Десятки (а может сотни) тысяч негативов, к ним десятки тысяч видеофайлов — это стохастическая картина жизни, которая создается одним человеком снимающим. Ценность ее не в свидетельствах его жизни, хотя и они порой бывают любопытны (как жизнь икры, где одна икринка на взгляд не отличима от соседней), а в жизнях других, лишенных желания и возможности самим выстраиваться в изобразительный ряд. Потому что любой ряд, претит, как мне кажется, честному носителю и выразителю своего времени.

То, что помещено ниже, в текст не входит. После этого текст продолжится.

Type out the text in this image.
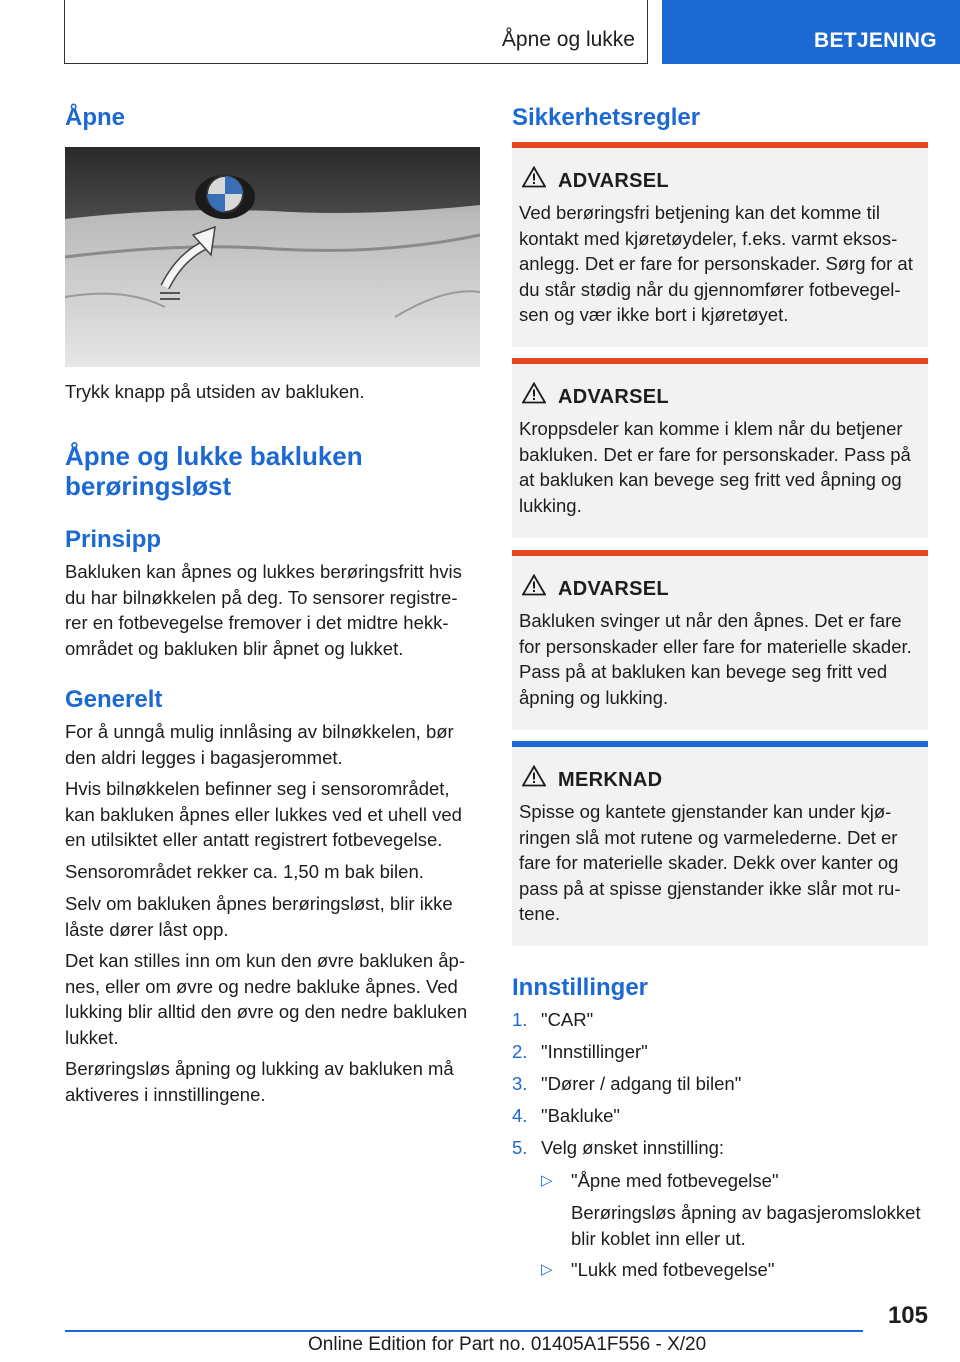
Åpne og lukke	BETJENING
Åpne

Trykk knapp på utsiden av bakluken.

Åpne og lukke bakluken
berøringsløst
Prinsipp

Bakluken kan åpnes og lukkes berøringsfritt hvis
du har bilnøkkelen på deg. To sensorer registre-
rer en fotbevegelse fremover i det midtre hekk-
området og bakluken blir åpnet og lukket.

Generelt

For å unngå mulig innlåsing av bilnøkkelen, bør
den aldri legges i bagasjerommet.

Hvis bilnøkkelen befinner seg i sensorområdet,
kan bakluken åpnes eller lukkes ved et uhell ved
en utilsiktet eller antatt registrert fotbevegelse.

Sensorområdet rekker ca. 1,50 m bak bilen.

Selv om bakluken åpnes berøringsløst, blir ikke
låste dører låst opp.

Det kan stilles inn om kun den øvre bakluken åp-
nes, eller om øvre og nedre bakluke åpnes. Ved
lukking blir alltid den øvre og den nedre bakluken
lukket.

Berøringsløs åpning og lukking av bakluken må
aktiveres i innstillingene.

Sikkerhetsregler
ADVARSEL

Ved berøringsfri betjening kan det komme til
kontakt med kjøretøydeler, f.eks. varmt eksos-
anlegg. Det er fare for personskader. Sørg for at
du står stødig når du gjennomfører fotbevegel-
sen og vær ikke bort i kjøretøyet.

ADVARSEL

Kroppsdeler kan komme i klem når du betjener
bakluken. Det er fare for personskader. Pass på
at bakluken kan bevege seg fritt ved åpning og
lukking.

ADVARSEL

Bakluken svinger ut når den åpnes. Det er fare
for personskader eller fare for materielle skader.
Pass på at bakluken kan bevege seg fritt ved
åpning og lukking.

MERKNAD

Spisse og kantete gjenstander kan under kjø-
ringen slå mot rutene og varmelederne. Det er
fare for materielle skader. Dekk over kanter og
pass på at spisse gjenstander ikke slår mot ru-
tene.

Innstillinger
1. "CAR"
2. "Innstillinger"
3. "Dører / adgang til bilen"
4. "Bakluke"
5. Velg ønsket innstilling:
▷ "Åpne med fotbevegelse"
Berøringsløs åpning av bagasjeromslokket
blir koblet inn eller ut.
▷ "Lukk med fotbevegelse"
105
Online Edition for Part no. 01405A1F556 - X/20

Круг никого никому не учит. Он лишь принимает в себя тех, кто вышел из строя, или тех, кто в строю никогда не был.
Это люди собственного изображения. Или иначе — совершенного вида. Задачи создать образ человек совершенного вида из случайно отобранных лиц, прикрывающих светлые души, — нет. Фотография, обращена к человеку, но как и слово достигает его не часто. Всегда есть опасность, что багаж накопленных тобой слов и образов оторвавшихся от тебя может оказаться посланием, летящим поверх голов.
Многое пролетает: придуманное, форсированное, неточное, апарт обращенное ко всем, а значит ни к кому, возвышенное, искусственное (часто и искусное) — поверх людей, поверх меня.
Бронзовые истуканы прошлого (всегда прошлого), отделенные от нас в свое время и при жизни, теперь бездвижно поселились в нашем настоящем, часто закрепляя в нем то, чего не было вовсе. И тоже смотрят поверх наших голов.
И писатели, властители чьих-то дум в большинстве своем — поверх голов.
Сколько книг написано, господи! Заходишь в магазин, а там — они! Умные, толковые, талантливые. Классики, современники… Это все мне, Собакин?
Поверх голов. Почти все, что я люблю и читаю — поверх меня. Не многие написали мне лично (в меня (?), и тебе (в тебя(?), и каждому (из круга). Первых как написано — изрядно. Единственные — редкость. Удача.
Вот Венедикт Ерофеев, попал точно. Там искренность метет по страницам отважно. «Мне ваша искренность мела…»
Павший момент или образ, оставивший по себе фотографический отпечаток тоже проверяется этим редким качеством. По нему не судишь время или героя, а прикладываешь к себе. В редких и счастливых случаях прижимаешь к груди. Чтоб не поверх головы.
Вот фотография горской девочки, у которой болит зуб, и которой ни я, ни вы не можем помочь.
Из какого она времени? Из времени жизни. И из этих же мест.